Ranchi, July 16: Outrage as well as concerns over security of residential schools in remote areas are mounting in the wake of the gang rape of four Paharia schoolgirls, who were dragged out of their cradle at Labdaghati village, Pakur, on Sunday night by a group of men and violated for hours.

Rights organisations are raising two fundamental queries — what special operational rules non-governmental residential schools must abide by and what infrastructure cradles in remote rural areas need to provide basic protection to their wards.

Sunday’s gang rape victims studied and stayed at ECI Mission School — a kutcha structure run by Evangelical Church of India, with an elementary school, a vocational training centre and hostel all rolled into one at a forested village in Littipara block, 30km from district headquarters.

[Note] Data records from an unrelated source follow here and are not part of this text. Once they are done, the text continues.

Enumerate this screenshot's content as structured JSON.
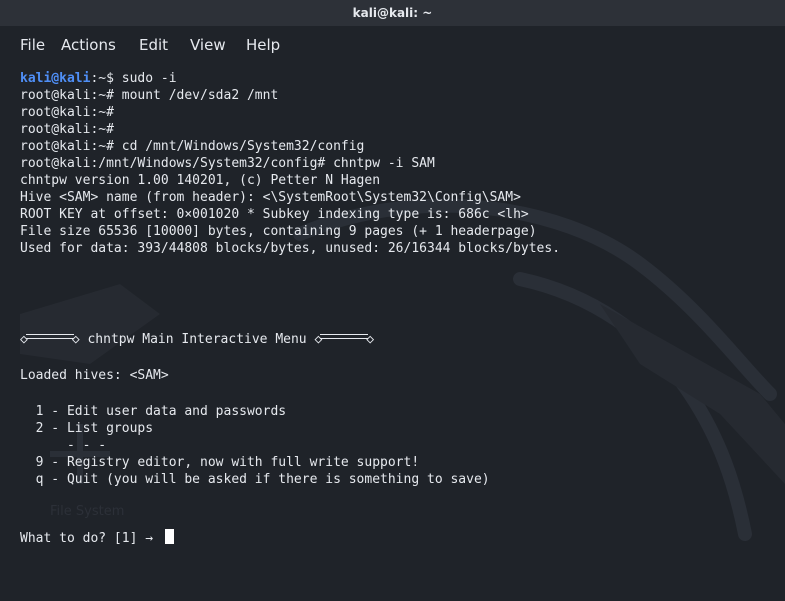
{
  "window": {
    "title": "kali@kali: ~"
  },
  "menu": {
    "items": [
      "File",
      "Actions",
      "Edit",
      "View",
      "Help"
    ]
  },
  "colors": {
    "background": "#1f2329",
    "text": "#e6e9ee",
    "prompt_user": "#4f8ff7"
  },
  "terminal": {
    "first_prompt_user": "kali@kali",
    "first_prompt_path": ":~$ ",
    "first_command": "sudo -i",
    "lines": [
      "root@kali:~# mount /dev/sda2 /mnt",
      "root@kali:~#",
      "root@kali:~#",
      "root@kali:~# cd /mnt/Windows/System32/config",
      "root@kali:/mnt/Windows/System32/config# chntpw -i SAM",
      "chntpw version 1.00 140201, (c) Petter N Hagen",
      "Hive <SAM> name (from header): <\\SystemRoot\\System32\\Config\\SAM>",
      "ROOT KEY at offset: 0×001020 * Subkey indexing type is: 686c <lh>",
      "File size 65536 [10000] bytes, containing 9 pages (+ 1 headerpage)",
      "Used for data: 393/44808 blocks/bytes, unused: 26/16344 blocks/bytes."
    ],
    "menu_left_glyph": "◇",
    "menu_arrow_glyph": "◇",
    "menu_title": " chntpw Main Interactive Menu ",
    "loaded_hives": "Loaded hives: <SAM>",
    "options": [
      "  1 - Edit user data and passwords",
      "  2 - List groups",
      "      - - -",
      "  9 - Registry editor, now with full write support!",
      "  q - Quit (you will be asked if there is something to save)"
    ],
    "input_prompt": "What to do? [1] → "
  }
}
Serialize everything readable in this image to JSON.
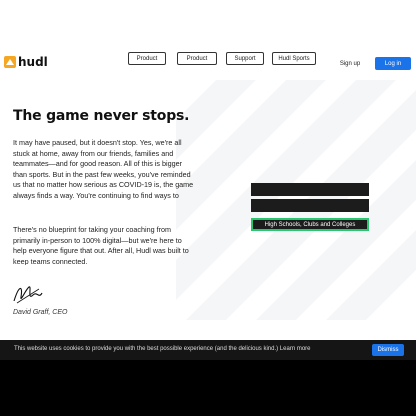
{
  "header": {
    "logo_text": "hudl",
    "nav": [
      "Product",
      "Product",
      "Support",
      "Hudl Sports"
    ],
    "signup_label": "Sign up",
    "login_label": "Log in"
  },
  "hero": {
    "heading": "The game never stops.",
    "paragraph1": "It may have paused, but it doesn't stop. Yes, we're all stuck at home, away from our friends, families and teammates—and for good reason. All of this is bigger than sports. But in the past few weeks, you've reminded us that no matter how serious as COVID-19 is, the game always finds a way. You're continuing to find ways to keep your athletes engaged, improving, and moving forward.",
    "paragraph2": "There's no blueprint for taking your coaching from primarily in-person to 100% digital—but we're here to help everyone figure that out. After all, Hudl was built to keep teams connected.",
    "signature_name": "David Graff, CEO"
  },
  "right": {
    "buttons": [
      "",
      "",
      "High Schools, Clubs and Colleges"
    ]
  },
  "cookie": {
    "text": "This website uses cookies to provide you with the best possible experience (and the delicious kind.) Learn more",
    "dismiss_label": "Dismiss"
  },
  "colors": {
    "brand_orange": "#f5a623",
    "accent_blue": "#1a73e8",
    "active_green": "#29c770"
  }
}
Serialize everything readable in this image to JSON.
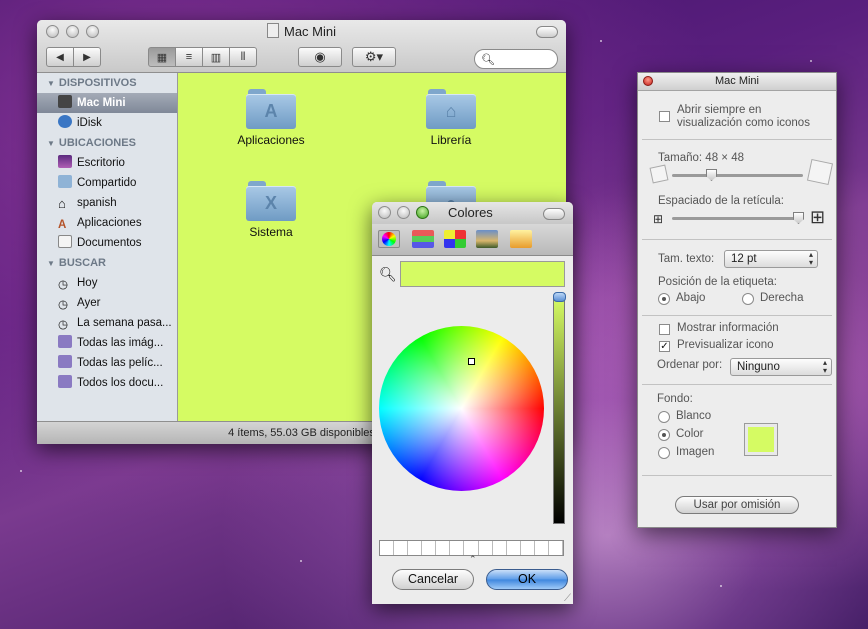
{
  "finder": {
    "title": "Mac Mini",
    "sidebar": {
      "sections": [
        {
          "heading": "DISPOSITIVOS",
          "items": [
            "Mac Mini",
            "iDisk"
          ]
        },
        {
          "heading": "UBICACIONES",
          "items": [
            "Escritorio",
            "Compartido",
            "spanish",
            "Aplicaciones",
            "Documentos"
          ]
        },
        {
          "heading": "BUSCAR",
          "items": [
            "Hoy",
            "Ayer",
            "La semana pasa...",
            "Todas las imág...",
            "Todas las pelíc...",
            "Todos los docu..."
          ]
        }
      ]
    },
    "folders": [
      "Aplicaciones",
      "Librería",
      "Sistema"
    ],
    "status": "4 ítems, 55.03 GB disponibles",
    "background_color": "#d5fb63"
  },
  "colors_panel": {
    "title": "Colores",
    "current_color": "#d5fb63",
    "cancel_label": "Cancelar",
    "ok_label": "OK"
  },
  "inspector": {
    "title": "Mac Mini",
    "always_open_label": "Abrir siempre en visualización como iconos",
    "size_label": "Tamaño: 48 × 48",
    "grid_spacing_label": "Espaciado de la retícula:",
    "text_size_label": "Tam. texto:",
    "text_size_value": "12 pt",
    "label_position_label": "Posición de la etiqueta:",
    "position_bottom": "Abajo",
    "position_right": "Derecha",
    "show_info_label": "Mostrar información",
    "preview_icon_label": "Previsualizar icono",
    "sort_by_label": "Ordenar por:",
    "sort_by_value": "Ninguno",
    "background_label": "Fondo:",
    "bg_white": "Blanco",
    "bg_color": "Color",
    "bg_image": "Imagen",
    "use_default_label": "Usar por omisión"
  }
}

The brutal gang rape of Paharia schoolgirls showed how ill-equipped the state was in protecting one of its most vulnerable groups — tribal children.

The Paharias, under the Primitive Tribe Group (PTG), mainly concentrated in the Santhal Pargana, are one of India’s most underdeveloped populations.

Hemlata S. Mohan, chairperson at state commission for women, Jharkhand, told The Telegraph expressing grief and shock was not enough.

“I held a meeting with the DGP (Rajeev Kumar) today,” she said. “Rapes of minor girls are recurring with alarming frequency in Jharkhand. But we need to address the infrastructure lacunae,” she said.

Mohan said that the present system allowed heinous crimes of this sort to occur. “Girls were dragged out of their residential school at night. We need to plug security gaps,” she added.

Research officer of National Scheduled Tribe Commission (NSTC) S.R. Tiria told The Telegraph that the crime against the Paharia girls needed a deeper investigation.

“A group of men ransack school premises, drag out minor girls, gang-rape them and the matter gets reported the next day. It is shameful. It raises a major question on whether residential schools in rural areas for tribals have any security mechanism at all,” he said.

He added that he had come to know through the media that there were many administrative lapses.

“The children were enrolled in a primary school in a nearby village and staying at the premises mentioned. We need proper investigation,” he said.

Director of primary education Mamta told The Telegraph that under the RTE Act, all schools needed permission from the respective district superintendent of education’s office.

“I am not aware if the school sought any such permission. The crime seriously draws our attention towards lack of security in residential schools in far-flung areas,” she said.

Jharkhand State Commission for Protection of Child Rights (SCPCR) president Roop Laxmi Munda added that they had started inspecting residential schools.

“We should target schools located in hard-to-reach areas. The commission will meet soon to frame rules for non-governmental residential schools to address these lacunae,” she said.